A study by the American Animal Hospital Association found what most people already knew to be true: parents are the primary caretakers of their children’s pets. But it doesn’t have to stay that way. If you set a few rules for dogs and kids before bringing home a puppy, you can get your kids to do some of the work, ease your dog’s transition into his new family, and keep everyone safe.

Make a dog care schedule

A schedule helps your dog and kids understand your expectations. Your dog can get to know his new pack quickly when there’s a routine, and your kids will know what they need to do to care for him. Determine who’s responsible for the following tasks and when they should be done each day.

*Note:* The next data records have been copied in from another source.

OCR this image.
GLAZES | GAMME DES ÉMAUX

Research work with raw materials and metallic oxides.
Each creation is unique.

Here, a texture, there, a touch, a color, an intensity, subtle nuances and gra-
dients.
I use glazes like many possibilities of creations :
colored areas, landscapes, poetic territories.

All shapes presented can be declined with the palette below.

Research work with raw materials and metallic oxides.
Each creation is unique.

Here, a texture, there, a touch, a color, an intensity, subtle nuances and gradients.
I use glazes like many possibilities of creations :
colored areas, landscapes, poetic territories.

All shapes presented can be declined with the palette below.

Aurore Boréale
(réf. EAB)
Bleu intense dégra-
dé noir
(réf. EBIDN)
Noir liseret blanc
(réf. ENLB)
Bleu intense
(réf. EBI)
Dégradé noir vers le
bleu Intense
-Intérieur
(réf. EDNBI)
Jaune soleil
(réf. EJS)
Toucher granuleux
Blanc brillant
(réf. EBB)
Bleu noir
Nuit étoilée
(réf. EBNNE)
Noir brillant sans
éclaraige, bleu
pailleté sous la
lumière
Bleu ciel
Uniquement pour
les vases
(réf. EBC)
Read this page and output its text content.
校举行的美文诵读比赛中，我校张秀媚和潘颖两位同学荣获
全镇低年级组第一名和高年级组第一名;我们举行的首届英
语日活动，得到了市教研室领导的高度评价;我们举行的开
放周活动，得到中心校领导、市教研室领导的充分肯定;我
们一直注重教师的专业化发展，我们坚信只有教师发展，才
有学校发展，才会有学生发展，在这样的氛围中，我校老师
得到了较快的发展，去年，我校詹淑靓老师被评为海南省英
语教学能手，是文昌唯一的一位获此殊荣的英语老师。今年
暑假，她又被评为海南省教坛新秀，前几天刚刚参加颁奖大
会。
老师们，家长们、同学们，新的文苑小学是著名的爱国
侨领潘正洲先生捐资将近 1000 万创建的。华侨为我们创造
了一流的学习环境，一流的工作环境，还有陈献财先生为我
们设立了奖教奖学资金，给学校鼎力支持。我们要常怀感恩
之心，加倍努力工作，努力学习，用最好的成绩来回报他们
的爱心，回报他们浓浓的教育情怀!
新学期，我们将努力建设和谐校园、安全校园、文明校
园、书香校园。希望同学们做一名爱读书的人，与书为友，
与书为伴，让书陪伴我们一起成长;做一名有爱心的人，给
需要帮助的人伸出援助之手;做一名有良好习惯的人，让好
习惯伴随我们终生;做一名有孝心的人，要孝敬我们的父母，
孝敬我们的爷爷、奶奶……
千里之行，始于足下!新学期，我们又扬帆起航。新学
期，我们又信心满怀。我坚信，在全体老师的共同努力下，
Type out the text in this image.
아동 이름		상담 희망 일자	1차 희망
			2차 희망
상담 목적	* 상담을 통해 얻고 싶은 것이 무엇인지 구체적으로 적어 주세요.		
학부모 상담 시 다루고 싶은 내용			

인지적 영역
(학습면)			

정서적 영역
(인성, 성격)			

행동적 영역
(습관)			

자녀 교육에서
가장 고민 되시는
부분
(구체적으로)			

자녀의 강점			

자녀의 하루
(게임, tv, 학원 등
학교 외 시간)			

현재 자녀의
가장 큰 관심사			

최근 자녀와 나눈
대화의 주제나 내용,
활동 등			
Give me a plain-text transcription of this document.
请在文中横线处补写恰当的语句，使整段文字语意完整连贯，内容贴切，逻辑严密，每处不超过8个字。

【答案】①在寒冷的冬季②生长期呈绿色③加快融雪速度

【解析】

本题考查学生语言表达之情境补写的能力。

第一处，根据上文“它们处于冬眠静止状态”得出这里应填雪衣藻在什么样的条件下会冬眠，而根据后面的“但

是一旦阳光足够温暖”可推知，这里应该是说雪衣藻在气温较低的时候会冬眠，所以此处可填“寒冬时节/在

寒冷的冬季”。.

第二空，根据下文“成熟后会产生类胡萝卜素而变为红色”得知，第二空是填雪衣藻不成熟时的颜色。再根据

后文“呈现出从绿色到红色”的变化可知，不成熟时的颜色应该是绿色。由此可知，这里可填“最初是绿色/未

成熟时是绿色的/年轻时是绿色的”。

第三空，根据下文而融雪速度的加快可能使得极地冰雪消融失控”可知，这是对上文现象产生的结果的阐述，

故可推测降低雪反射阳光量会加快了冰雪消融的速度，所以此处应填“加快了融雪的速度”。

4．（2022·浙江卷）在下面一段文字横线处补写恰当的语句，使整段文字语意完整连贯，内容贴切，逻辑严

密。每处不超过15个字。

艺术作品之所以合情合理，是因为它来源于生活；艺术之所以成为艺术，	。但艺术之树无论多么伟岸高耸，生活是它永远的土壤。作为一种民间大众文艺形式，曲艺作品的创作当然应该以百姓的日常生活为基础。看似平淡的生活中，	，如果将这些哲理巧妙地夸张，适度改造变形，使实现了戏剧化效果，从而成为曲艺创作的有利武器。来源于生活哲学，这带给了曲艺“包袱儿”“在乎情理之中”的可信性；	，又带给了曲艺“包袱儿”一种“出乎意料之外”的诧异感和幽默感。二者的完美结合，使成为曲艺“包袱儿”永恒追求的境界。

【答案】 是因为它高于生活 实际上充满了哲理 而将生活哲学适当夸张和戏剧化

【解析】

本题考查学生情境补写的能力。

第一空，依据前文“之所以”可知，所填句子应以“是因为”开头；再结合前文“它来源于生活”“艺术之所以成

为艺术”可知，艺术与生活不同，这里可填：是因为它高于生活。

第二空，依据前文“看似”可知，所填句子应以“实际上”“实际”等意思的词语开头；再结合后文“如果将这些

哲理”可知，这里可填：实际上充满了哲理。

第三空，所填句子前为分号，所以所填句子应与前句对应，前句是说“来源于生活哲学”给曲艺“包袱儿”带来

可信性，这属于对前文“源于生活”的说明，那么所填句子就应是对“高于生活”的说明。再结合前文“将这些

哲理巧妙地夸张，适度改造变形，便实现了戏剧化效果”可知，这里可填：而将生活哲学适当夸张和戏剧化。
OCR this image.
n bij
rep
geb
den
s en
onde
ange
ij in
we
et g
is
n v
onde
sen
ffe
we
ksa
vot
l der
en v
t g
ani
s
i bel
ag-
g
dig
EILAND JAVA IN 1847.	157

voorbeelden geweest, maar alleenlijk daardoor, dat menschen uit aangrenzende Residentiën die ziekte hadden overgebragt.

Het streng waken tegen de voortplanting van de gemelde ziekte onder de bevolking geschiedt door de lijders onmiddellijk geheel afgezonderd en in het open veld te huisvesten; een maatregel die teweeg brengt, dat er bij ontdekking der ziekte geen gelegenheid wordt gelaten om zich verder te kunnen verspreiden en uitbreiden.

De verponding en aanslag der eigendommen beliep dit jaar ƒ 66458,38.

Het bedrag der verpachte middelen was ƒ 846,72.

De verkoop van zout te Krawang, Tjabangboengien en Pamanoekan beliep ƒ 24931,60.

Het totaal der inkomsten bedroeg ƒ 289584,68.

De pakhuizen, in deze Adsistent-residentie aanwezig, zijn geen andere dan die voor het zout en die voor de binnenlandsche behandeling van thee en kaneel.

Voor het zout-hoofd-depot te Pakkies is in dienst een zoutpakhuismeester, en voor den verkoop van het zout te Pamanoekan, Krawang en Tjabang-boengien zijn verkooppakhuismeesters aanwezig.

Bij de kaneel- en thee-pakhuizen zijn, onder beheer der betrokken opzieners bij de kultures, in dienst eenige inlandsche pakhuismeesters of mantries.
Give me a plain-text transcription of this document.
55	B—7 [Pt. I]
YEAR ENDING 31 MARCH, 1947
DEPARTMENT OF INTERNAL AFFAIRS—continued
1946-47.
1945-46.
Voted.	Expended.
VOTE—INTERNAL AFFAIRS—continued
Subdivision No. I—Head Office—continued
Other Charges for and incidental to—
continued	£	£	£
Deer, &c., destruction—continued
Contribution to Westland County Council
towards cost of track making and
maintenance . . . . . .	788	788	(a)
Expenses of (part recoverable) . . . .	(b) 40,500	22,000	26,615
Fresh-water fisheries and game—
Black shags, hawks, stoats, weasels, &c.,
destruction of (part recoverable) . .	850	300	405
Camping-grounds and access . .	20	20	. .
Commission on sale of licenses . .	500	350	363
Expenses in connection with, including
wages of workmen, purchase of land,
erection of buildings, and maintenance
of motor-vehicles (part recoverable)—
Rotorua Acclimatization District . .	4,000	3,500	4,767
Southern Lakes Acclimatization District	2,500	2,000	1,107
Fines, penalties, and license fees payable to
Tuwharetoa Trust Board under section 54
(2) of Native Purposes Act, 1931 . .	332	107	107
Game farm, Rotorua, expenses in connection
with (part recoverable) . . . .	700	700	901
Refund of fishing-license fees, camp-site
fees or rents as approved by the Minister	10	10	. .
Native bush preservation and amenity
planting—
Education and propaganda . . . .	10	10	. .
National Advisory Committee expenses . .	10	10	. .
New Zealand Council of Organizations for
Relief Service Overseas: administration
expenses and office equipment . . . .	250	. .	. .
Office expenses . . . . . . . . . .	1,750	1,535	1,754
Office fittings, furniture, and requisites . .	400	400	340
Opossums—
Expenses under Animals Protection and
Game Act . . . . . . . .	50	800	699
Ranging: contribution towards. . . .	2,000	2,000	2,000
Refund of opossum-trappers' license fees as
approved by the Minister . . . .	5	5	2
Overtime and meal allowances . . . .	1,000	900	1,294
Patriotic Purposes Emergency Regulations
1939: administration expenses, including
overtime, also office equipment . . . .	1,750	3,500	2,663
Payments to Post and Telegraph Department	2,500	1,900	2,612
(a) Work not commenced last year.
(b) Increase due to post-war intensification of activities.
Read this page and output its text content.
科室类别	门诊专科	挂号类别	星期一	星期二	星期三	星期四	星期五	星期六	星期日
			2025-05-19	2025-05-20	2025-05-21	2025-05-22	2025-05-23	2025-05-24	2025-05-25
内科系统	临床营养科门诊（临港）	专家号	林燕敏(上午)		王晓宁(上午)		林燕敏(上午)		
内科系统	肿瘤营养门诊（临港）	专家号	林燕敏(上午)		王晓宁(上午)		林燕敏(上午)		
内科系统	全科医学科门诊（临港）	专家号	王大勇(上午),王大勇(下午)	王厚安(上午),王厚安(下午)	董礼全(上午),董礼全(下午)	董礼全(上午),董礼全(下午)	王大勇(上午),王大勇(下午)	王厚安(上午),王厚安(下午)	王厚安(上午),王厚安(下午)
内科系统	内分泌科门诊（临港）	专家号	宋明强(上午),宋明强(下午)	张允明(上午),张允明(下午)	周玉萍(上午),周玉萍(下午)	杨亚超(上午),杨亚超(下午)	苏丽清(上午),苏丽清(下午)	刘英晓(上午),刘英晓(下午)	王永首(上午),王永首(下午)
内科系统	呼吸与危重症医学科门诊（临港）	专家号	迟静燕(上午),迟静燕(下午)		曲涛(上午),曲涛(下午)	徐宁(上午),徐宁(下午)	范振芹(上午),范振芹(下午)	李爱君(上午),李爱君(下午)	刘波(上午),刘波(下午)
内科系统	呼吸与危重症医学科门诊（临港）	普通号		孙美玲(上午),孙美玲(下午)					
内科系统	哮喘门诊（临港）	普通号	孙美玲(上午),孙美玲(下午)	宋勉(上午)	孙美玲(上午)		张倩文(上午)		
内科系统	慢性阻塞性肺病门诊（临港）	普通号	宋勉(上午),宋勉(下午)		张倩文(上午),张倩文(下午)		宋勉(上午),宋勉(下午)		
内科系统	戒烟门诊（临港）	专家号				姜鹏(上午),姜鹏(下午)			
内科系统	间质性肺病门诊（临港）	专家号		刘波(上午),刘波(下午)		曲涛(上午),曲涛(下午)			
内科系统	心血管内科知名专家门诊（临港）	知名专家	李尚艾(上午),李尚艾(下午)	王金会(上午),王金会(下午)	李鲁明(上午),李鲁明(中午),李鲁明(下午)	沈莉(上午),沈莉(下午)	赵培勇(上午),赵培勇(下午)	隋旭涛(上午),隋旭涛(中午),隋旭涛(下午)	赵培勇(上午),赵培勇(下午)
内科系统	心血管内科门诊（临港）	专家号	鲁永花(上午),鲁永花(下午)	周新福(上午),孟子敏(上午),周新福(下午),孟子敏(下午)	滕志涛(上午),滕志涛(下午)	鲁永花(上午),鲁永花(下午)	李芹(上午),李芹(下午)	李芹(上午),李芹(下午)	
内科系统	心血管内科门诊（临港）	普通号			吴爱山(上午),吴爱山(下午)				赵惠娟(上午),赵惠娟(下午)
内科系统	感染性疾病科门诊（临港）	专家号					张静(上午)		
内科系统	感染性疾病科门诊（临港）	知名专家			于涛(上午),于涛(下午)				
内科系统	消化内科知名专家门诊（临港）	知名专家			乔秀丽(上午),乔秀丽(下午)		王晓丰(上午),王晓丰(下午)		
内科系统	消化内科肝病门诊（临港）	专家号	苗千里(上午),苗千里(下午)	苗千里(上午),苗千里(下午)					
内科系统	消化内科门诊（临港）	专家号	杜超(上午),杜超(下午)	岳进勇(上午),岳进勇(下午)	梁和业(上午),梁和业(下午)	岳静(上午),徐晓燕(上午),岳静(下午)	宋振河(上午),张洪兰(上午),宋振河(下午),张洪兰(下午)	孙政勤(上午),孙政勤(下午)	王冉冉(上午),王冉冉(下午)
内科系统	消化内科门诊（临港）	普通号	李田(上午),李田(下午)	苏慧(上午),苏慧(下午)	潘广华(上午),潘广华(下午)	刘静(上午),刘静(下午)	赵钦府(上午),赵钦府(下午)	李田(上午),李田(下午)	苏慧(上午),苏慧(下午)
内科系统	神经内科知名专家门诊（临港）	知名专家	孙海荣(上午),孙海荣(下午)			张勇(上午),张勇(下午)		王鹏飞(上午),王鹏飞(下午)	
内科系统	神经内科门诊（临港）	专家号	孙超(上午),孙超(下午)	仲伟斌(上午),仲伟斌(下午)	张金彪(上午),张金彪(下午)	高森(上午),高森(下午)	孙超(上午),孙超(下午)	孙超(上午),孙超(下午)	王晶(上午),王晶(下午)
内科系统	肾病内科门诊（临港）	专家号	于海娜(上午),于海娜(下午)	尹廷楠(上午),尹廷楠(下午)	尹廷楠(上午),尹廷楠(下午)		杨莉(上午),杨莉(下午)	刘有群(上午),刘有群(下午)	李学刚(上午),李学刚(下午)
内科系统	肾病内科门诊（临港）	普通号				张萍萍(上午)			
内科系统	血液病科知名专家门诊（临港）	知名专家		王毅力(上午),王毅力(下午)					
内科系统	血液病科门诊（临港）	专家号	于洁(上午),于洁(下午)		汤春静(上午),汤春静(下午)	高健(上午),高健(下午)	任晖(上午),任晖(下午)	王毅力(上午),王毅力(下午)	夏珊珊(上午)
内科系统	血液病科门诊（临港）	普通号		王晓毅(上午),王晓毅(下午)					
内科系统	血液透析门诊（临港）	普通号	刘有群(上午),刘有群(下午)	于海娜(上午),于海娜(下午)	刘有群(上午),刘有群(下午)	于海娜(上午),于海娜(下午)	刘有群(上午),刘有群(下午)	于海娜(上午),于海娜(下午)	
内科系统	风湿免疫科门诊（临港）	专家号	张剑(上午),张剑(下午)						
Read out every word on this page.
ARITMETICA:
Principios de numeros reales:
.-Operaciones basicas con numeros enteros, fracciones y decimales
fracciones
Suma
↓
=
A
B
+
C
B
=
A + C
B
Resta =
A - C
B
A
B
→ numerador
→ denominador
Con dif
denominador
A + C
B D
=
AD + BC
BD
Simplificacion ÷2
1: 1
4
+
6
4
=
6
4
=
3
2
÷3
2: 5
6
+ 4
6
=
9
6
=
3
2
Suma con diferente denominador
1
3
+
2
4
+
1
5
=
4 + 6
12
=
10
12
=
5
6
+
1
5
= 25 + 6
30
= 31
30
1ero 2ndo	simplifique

When the kids should feed the dog

Generally, puppies less than six months old should be fed three times a day, dogs between six and twelve months should be fed twice daily, and dogs older than a year should be fed once or twice a day. Ask your veterinarian for specific guidelines for your dog.

When the dog should be walked

Scheduled bathroom breaks speed the house training process and ensure someone does the job that’s least likely to get done.

How often the kids play with the dog and for how long

Plan at least twenty minutes of exercise daily to keep your dog healthy and out of trouble. Play times should include obedience training so your kids learn how to handle a dog properly and your dog learns to obey commands from everyone, not just you.

Set activity zones

Designated zones help establish your dog’s routine and eliminate confusion about what your kids are allowed to do with him and where. Assign the activities that make up your dog’s day to particular areas in and around your house. Also, let the kids know which rooms the dog is allowed into and which are off-limits. Important places to note include:

For your dog’s safety, take time to puppy proof your house and these areas before you bring him home.

Teach kids respect for dogs

Once your kids have been assigned their tasks and understand the basic rules of dog care, they should be taught how to treat dogs with respect. As The Chesapeake Bay Retriever Relief website advocates in their article on dogs and kids, make it clear that roughhousing, ear-pulling, poking, smothering hugs, and other such behavior can hurt the dog or cause him to bite. You can use a stuffed animal to explain to younger children how to pet and hold a puppy without traumatizing your dog. Learn more about children and dog bite prevention.

By setting the rules before you adopt a dog for kids, you can commit them to doing some of the work in caring for their pet, make your dog feel welcome in his new pack, and keep everyone safe.